Trump has been described as “loyal to a fault,” for better or for worse. And this has, as of lately, led to a number of high-profile betrayals from some of his formerly loyal followers for political gain, even after he had trusted them fully. But at least Trump understands a thing or two about loyalty, which is more than can be said for McCain.
Pettiness Masked as Greatness, and Vice-Versa
And that truly shows what the media is unsuccessfully trying to mask with their endless heaps of empty praise: Pettiness. Pettiness was all that drove McCain in his final years; from his betrayal of his constituents, his party, and his country by voting against Obamacare repeal just to spite Trump, to his final days involving the last-minute crafting of his very own “enemies list” of people to not invite to his funeral, McCain could only focus on attacking people he didn’t like, rather than helping the ones he cared about.
He couldn’t even think about the possibility of resigning from his office as soon as he received the fatal diagnosis, and spending his last days with his family and friends like any other decent person would do. Rather than resign so that he could spend all his time seeking the appropriate medical treatment, surrounded by those he loved, he chose to cling to the office until the bitter end. In doing so, he presented a serious inconvenience to all of his colleagues, if not the entire country, by virtually holding up all major business in the Senate due to the Republican Party’s razor-thin majority.
Throughout all of this, even despite their own glaring hypocrisy, the media has repeatedly insisted that their one unstoppable safeguard against criticism of McCain is his military service, and the fact that he was a war hero who suffered unimaginable pain for years in a North Vietnamese POW camp (as if respecting the troops, or patriotism in general, has ever really mattered to the Left before).
As has been said many times before and clearly needs to be said again, you can respect one’s service to this country, and the suffering they endured on America’s behalf, and also criticize their backwards and detrimental political actions at the same time. McCain’s military service does not negate his poor political choices, and vice-versa.
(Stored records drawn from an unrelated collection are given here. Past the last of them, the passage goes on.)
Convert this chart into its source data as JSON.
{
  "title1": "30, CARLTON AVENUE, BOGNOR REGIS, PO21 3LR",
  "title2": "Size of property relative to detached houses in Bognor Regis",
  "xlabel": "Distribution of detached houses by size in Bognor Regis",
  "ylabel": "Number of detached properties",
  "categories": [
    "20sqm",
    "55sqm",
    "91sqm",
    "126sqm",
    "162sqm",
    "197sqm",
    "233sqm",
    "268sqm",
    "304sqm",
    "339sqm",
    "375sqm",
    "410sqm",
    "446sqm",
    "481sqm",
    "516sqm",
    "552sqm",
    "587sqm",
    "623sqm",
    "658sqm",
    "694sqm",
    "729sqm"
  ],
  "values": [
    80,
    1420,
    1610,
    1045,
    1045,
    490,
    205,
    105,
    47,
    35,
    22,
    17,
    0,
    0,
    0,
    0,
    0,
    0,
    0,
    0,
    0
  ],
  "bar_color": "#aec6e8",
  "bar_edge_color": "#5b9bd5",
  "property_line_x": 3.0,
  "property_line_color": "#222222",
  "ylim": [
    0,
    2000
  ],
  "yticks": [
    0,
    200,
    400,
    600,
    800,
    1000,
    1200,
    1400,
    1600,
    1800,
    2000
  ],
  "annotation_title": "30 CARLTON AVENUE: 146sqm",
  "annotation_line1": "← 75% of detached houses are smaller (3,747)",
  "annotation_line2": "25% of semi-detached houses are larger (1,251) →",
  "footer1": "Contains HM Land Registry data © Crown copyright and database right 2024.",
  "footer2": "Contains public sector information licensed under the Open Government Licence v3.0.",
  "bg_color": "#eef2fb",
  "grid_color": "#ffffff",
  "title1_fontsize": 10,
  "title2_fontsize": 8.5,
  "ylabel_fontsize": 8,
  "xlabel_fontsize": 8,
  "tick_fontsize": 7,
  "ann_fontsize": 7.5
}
Otherwise, if we all blindly followed this same logic, then would the anti-Semitic U.S. Senate candidate Patrick Little also be immune to criticism due to the fact that he served with the Marines in Afghanistan? Of course not.
To the same ends, one of the criticisms repeatedly leveled against Trump is his lack of military service (although this too has not mattered to the Left in the past, in the cases of Clinton and Obama). This, some claim, is the reason Trump will never be as “great” as McCain was.
Yet despite the world of difference between McCain’s extensive service record and Trump’s non-service, their actions truly do speak louder than their words; Trump succeeded where McCain failed by winning the presidency and using it to actually help the American people, while McCain was literally eulogized by one of his Senate colleagues as having “taught us how to lose.” Trump, for all his lack of military service, understands foreign policy far better than did the ultra-hawkish McCain, who relentlessly championed the idea of more Middle Eastern wars that would undoubtedly cost more American lives if it were up to him.
But in the end, even with the seemingly-endless onslaught of unfair criticism, President Trump has continuously taken the moral high ground, while former presidents, the media elite, and even the Senator’s family alike continue their wailing hypocrisy.
The entirety of the Trump versus McCain ordeal can perhaps best be summarized by Tom Cruise’s final line in the all-American classic, A Few Good Men: “You don’t need to wear a patch on your arm to have honor.” That’s a truth that many people can't handle.